Thursday, January 22, 2009

Female V.S Female

I thought this chapter was really interesting about the women fighting against themselves for supremacy. The line where douglas says, "These scenes tell us right away she's a no-good little bitch," was hilarious. I grew up with four sisters, all totally different from one another and you can imagine the conflicts that went on in our house with these four girls with extremely different, personalities and conflict styles. I find that there was this truth to what Douglas says, there is this conflict that is aroused in the kind of media showing these archetypes of the female character.

One of my favourite writers is Joss Whedon, who most of you might recognise as the creator of Buffy the Vampire Slayer. This is one of my favourite shows, but then I am a huge fan of anything that Joss Whedon Writes. As a quick Tangent, I think that Buffy as a TV show did so much to turn stereotypes on their heads, especially with its portrayal of women. There are so many different views of female characters and they are not your everyday typical stereotypes of what women do and are capable of, and even their reasoning behind their actions in certain situations.

Anyway, Another passion of mine is comics and Joss Whedon wrote two years worth of Astonishing X-Men comics. This run of the popular Marvel characters was fantastic and at the core of the book there were these two female characters. We have Kitty Pryde, a young Innocent mild mannered Jewish girl (Who, coincidentally, Joss Whedon modelled his Buffy character on) and Emma Frost, the ultra rich socialite super bitch. Both of these characters fall into Douglas' Disney example. Kitty is the Disney Princess. The One we are supposed to be rooting for who is brought into be the teams public relations gimmick as she is the pretty girl who can get on with anyone and who can deal with the public as she looks "Normal."

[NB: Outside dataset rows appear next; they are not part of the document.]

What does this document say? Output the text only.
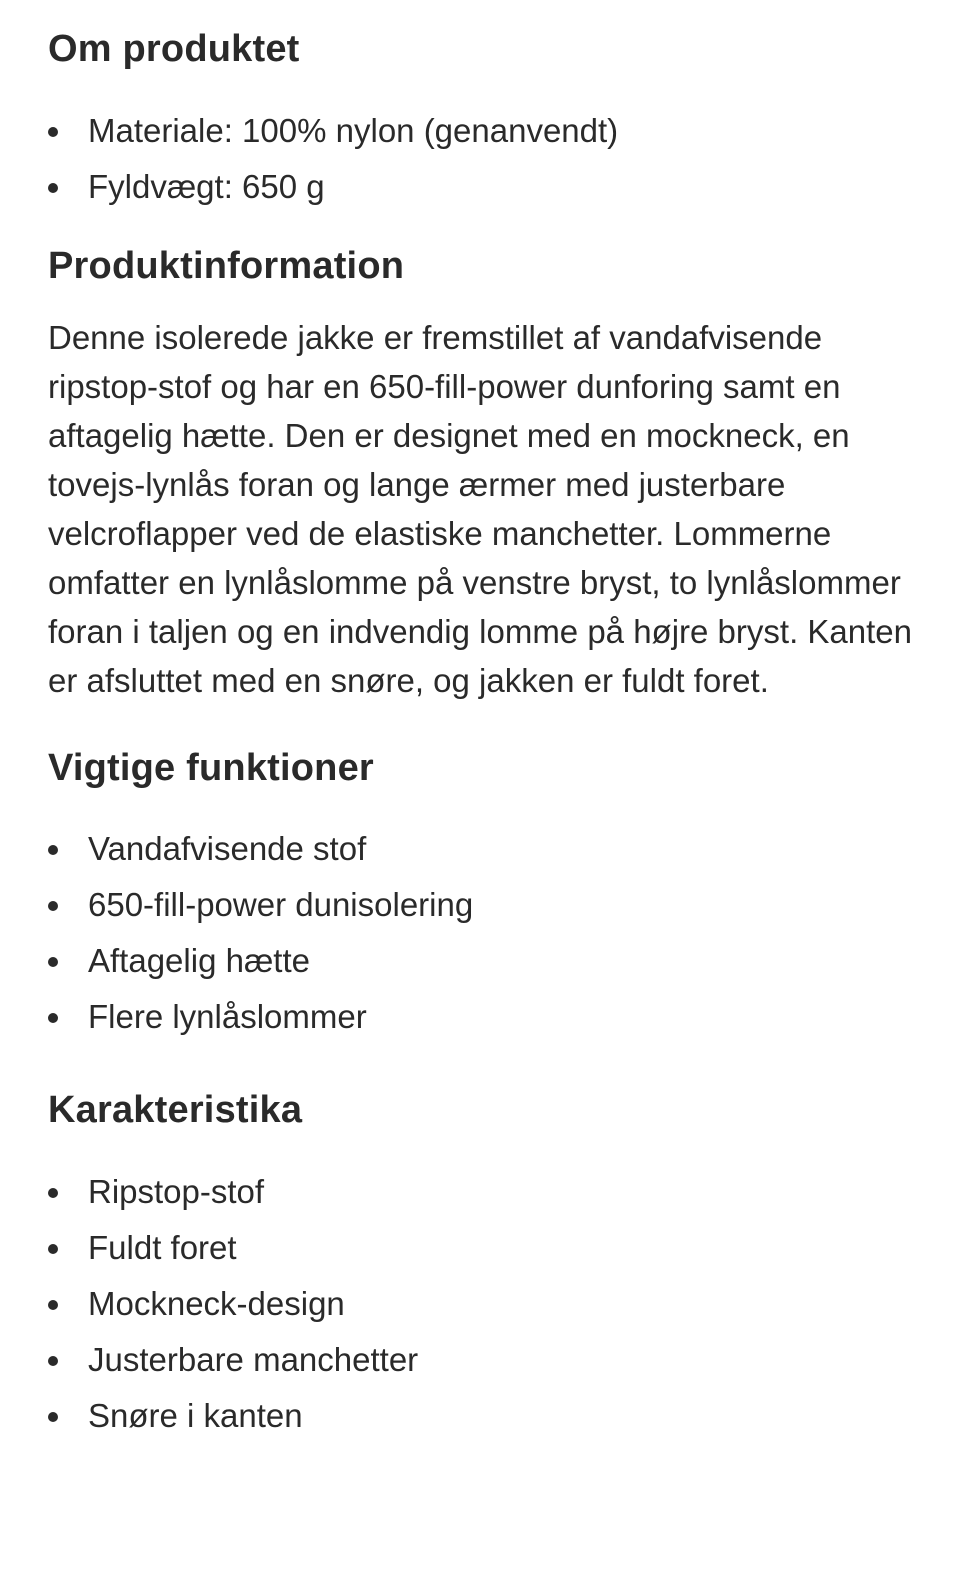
Om produktet
Materiale: 100% nylon (genanvendt)
Fyldvægt: 650 g
Produktinformation

Denne isolerede jakke er fremstillet af vandafvisende ripstop-stof og har en 650-fill-power dunforing samt en aftagelig hætte. Den er designet med en mockneck, en tovejs-lynlås foran og lange ærmer med justerbare velcroflapper ved de elastiske manchetter. Lommerne omfatter en lynlåslomme på venstre bryst, to lynlåslommer foran i taljen og en indvendig lomme på højre bryst. Kanten er afsluttet med en snøre, og jakken er fuldt foret.

Vigtige funktioner
Vandafvisende stof
650-fill-power dunisolering
Aftagelig hætte
Flere lynlåslommer
Karakteristika
Ripstop-stof
Fuldt foret
Mockneck-design
Justerbare manchetter
Snøre i kanten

Emma is the "older, vindictive, murderous Stepmother or Queen wearing too much eyeliner and eyeshadow." This is even more amusing as Emma does indid refer to herself sometimes as Auntie Emma and has the Mutant codename of "White Queen." She is often portrayed wearing blueeyeshadow and lipstick, and in the past all Emma has been concerned with is power and possibly having been corrupted by the power she held.
I could go on for ages about this, but needless to say there are these archetypes that Douglas points out that even now are being used. My comfort in Joss Whedons use of these characters is that things are never black and white despite the apparent catfights between Kitty and Emma. Things get complicated and the characters were made multi-faceted. We sometimes are annoyed at Kitty and sometimes sympathetic to Emma.

I hope this wasn't Ridiculously long.

4 comments:

Kirsten said...

whooohoooo your comments work!

Jamin said...

Wasn't the part about Peter Pan interesting too? I never really thought about the ideas of competition that were being shown in that movie. (It's still one of my favorites though.)

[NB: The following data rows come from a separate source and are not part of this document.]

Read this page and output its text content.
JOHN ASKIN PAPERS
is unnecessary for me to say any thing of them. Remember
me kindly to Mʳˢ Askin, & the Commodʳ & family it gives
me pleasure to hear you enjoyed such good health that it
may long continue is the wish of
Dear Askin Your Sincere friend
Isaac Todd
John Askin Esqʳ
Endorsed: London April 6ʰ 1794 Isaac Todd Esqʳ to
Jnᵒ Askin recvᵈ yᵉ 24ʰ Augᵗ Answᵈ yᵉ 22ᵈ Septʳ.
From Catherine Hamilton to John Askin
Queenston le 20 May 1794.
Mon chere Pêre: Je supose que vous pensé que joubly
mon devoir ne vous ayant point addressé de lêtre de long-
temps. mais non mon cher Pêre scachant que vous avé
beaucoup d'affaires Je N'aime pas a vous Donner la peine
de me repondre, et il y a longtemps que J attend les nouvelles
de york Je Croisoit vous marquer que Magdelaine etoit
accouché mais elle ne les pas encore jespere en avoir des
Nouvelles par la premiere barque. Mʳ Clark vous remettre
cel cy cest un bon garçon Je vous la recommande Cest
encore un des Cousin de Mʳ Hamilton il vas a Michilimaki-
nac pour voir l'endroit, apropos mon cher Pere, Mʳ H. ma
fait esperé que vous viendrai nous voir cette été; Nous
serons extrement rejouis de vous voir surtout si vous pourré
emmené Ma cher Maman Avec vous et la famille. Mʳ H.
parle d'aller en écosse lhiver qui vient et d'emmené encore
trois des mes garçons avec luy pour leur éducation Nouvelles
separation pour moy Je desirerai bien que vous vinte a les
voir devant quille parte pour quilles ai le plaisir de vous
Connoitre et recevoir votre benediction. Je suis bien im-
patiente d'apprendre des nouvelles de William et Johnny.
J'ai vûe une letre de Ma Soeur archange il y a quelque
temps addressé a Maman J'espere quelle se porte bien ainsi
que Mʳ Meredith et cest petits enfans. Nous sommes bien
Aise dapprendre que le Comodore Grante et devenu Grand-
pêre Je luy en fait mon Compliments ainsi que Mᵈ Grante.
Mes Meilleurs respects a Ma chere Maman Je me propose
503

Austin's comment about Archetypes in Disney still wondering about this issue though. Do you think that when the writers are writing these stories, like the X-Men comics, that they are purposefully putting these stereotypes in there to cause harm? Or do you they do it just because it is easier to create character if the character is already mostly there?

I'm also wondering if it is even possible in a ficticious work to completely avoid stereotypes altogether. Don't know. Just throwing it out there.

Meg said...

Sometimes I wonder if the female characters in shows or comics are there to give viewers something to relate to or something to identify with. It goes right along with the readings, if you are a 'good girl' you look/act like this. If you are a 'bad girl' you look/act like this.
I was just thinking about X-Men, and how the women are portrayed there. (Tell me if I'm way off base, I watched the X-Men cartoon after school like forever ago.) But think about it, Jean Gray is shown to me the mutant with the weakest powers (before the phoenix thing, yet she's hooked up with Scott (Cyclops). She's gentle, nurturing and concerned about everyone. Scott desires her and is committed to her. Another big female character is Rogue- her mutant powers are dangerous, she's loud and sassy, flirtatious, wants a relationship but can't have one for whatever reason. I'm just making a connection (and maybe it's a stretch) to how the movies in Susan Douglas' day showed men and women, which types women were desirable to men. This goes hand in hand with the Disney movie analysis, if you want to get the guy you'll look and act in certain ways. Since we've been discussing this in class and I'm thinking about it, seems like like I'm becoming aware of connections EVERYWHERE.

Loz said...

Yeah, and another interesting thing is that in both the case of jean grey and Rogue they are both attracted to the bad boy. Rogue--Gambit. Jean grey--Wolverine, despite her relationship with Cyclops.
What makes this even more amusing is that in the comics,as soon as Jean grey died, Cyclops pursued a relationship with the "Bad Girl" Emma Frost.

Despite my love of X-Men, Jamin, you might be right. For every intelligently written female character in comics, there are an abundance of the big bummed, big chested, long legged female characters there to fulfil some fanboy need for T&A.